Current and former law enforcement officials told the Times, Comey spoke directly with Sessions about the inappropriate nature of his conversation with Trump, but did not go into specifics about Trump's request. According to officials, Comey was worried Trump would try to undermine the FBI's investigation into possible collusion between the president's 2016 campaign and Russian operatives trying to influence the U.S. election.
“You have the president of the United States talking to the director of the FBI, not just about any criminal investigation, but one involving his presidential campaign,” former Justice Department official Matthew Axelrod, who served during Barack Obama's administration, told the Times. “That is such a sharp departure from all the past traditions and rules of the road.”
Comey is set to testify Thursday in a highly-anticipated open hearing before the Senate Intelligence Committee.
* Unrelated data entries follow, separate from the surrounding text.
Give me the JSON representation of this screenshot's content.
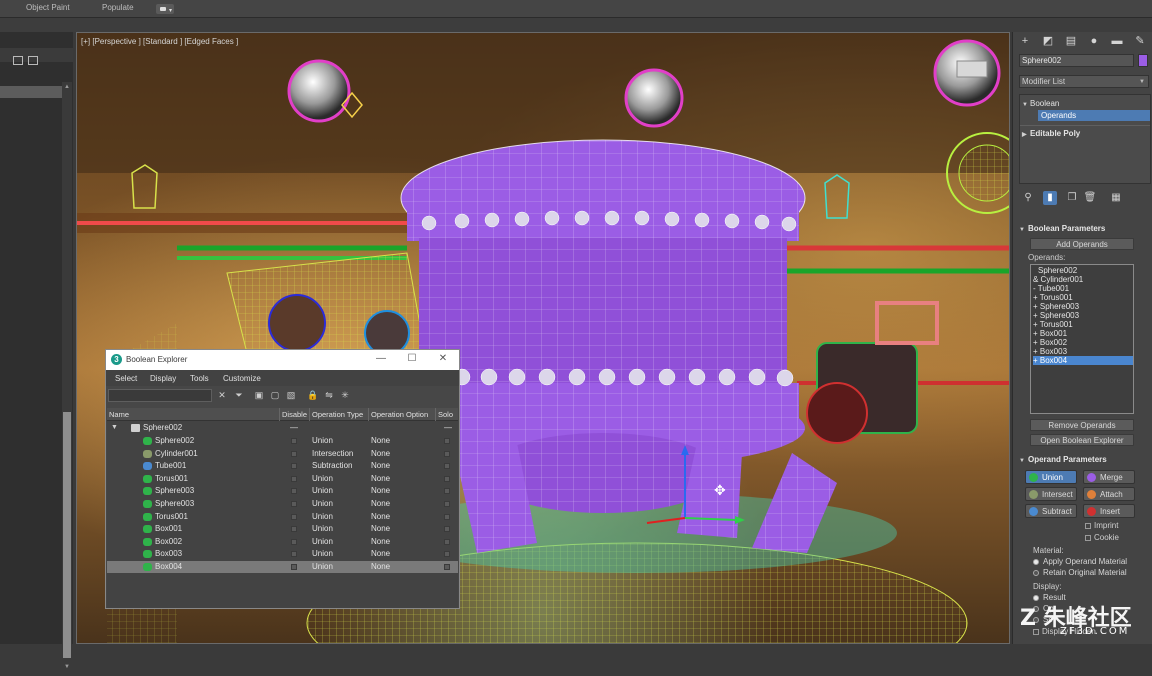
{
  "topbar": {
    "tab_object_paint": "Object Paint",
    "tab_populate": "Populate"
  },
  "viewport": {
    "label": "[+] [Perspective ] [Standard ] [Edged Faces ]"
  },
  "command_panel": {
    "object_name": "Sphere002",
    "object_color": "#9b5de5",
    "modifier_list": "Modifier List",
    "stack": [
      {
        "label": "Boolean",
        "expanded": true
      },
      {
        "label": "Operands",
        "selected": true
      },
      {
        "label": "Editable Poly",
        "expanded": false
      }
    ],
    "boolean_parameters": {
      "title": "Boolean Parameters",
      "add_operands": "Add Operands",
      "operands_label": "Operands:",
      "operands": [
        "Sphere002",
        "& Cylinder001",
        "- Tube001",
        "+ Torus001",
        "+ Sphere003",
        "+ Sphere003",
        "+ Torus001",
        "+ Box001",
        "+ Box002",
        "+ Box003",
        "+ Box004"
      ],
      "selected_operand_index": 10,
      "remove_operands": "Remove Operands",
      "open_explorer": "Open Boolean Explorer"
    },
    "operand_parameters": {
      "title": "Operand Parameters",
      "union": "Union",
      "merge": "Merge",
      "intersect": "Intersect",
      "attach": "Attach",
      "subtract": "Subtract",
      "insert": "Insert",
      "imprint": "Imprint",
      "cookie": "Cookie",
      "material_label": "Material:",
      "apply_operand_material": "Apply Operand Material",
      "retain_original_material": "Retain Original Material",
      "display_label": "Display:",
      "result": "Result",
      "display_truncated_1": "Op",
      "display_truncated_2": "Se",
      "display_truncated_3": "Display Hidden"
    }
  },
  "boolean_explorer": {
    "title": "Boolean Explorer",
    "menu": [
      "Select",
      "Display",
      "Tools",
      "Customize"
    ],
    "columns": {
      "name": "Name",
      "disable": "Disable",
      "operation_type": "Operation Type",
      "operation_option": "Operation Option",
      "solo": "Solo"
    },
    "root": "Sphere002",
    "rows": [
      {
        "name": "Sphere002",
        "type": "Union",
        "option": "None",
        "icon_color": "#2fb34a"
      },
      {
        "name": "Cylinder001",
        "type": "Intersection",
        "option": "None",
        "icon_color": "#8a9a6a"
      },
      {
        "name": "Tube001",
        "type": "Subtraction",
        "option": "None",
        "icon_color": "#4a8ad0"
      },
      {
        "name": "Torus001",
        "type": "Union",
        "option": "None",
        "icon_color": "#2fb34a"
      },
      {
        "name": "Sphere003",
        "type": "Union",
        "option": "None",
        "icon_color": "#2fb34a"
      },
      {
        "name": "Sphere003",
        "type": "Union",
        "option": "None",
        "icon_color": "#2fb34a"
      },
      {
        "name": "Torus001",
        "type": "Union",
        "option": "None",
        "icon_color": "#2fb34a"
      },
      {
        "name": "Box001",
        "type": "Union",
        "option": "None",
        "icon_color": "#2fb34a"
      },
      {
        "name": "Box002",
        "type": "Union",
        "option": "None",
        "icon_color": "#2fb34a"
      },
      {
        "name": "Box003",
        "type": "Union",
        "option": "None",
        "icon_color": "#2fb34a"
      },
      {
        "name": "Box004",
        "type": "Union",
        "option": "None",
        "icon_color": "#2fb34a",
        "selected": true
      }
    ]
  },
  "watermark": {
    "big": "Z 朱峰社区",
    "small": "ZF3D.COM"
  },
  "colors": {
    "accent": "#4d7bb3",
    "purple_object": "#9b5de5"
  }
}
He's expected to speak to the president's request for him to end the Flynn investigation without delving into the specifics of the FBI's investigation.
“The attorney general doesn’t believe it’s appropriate to respond to media inquiries on matters that may be related to ongoing investigations,” Justice Department spokesman Ian Prior told the Times.
Trump has reportedly "grown sour" on Sessions since the attorney general recused himself from the Russia probe. According to multiple reports, the president blames Comey for the appointment of special prosecutor Robert Mueller, and has privately lashed out at Sessions for that decision. Publicly, the president on Monday targeted Sessions' Department of Justice in a series of tweets about his ill-fated travel ban.
At Tuesday's daily briefing, White House Press Secretary Sean Spicer declined to say whether Trump has confidence in the attorney general. The New York Times later reported the Sessions offered his resignation amid rising tension with the president.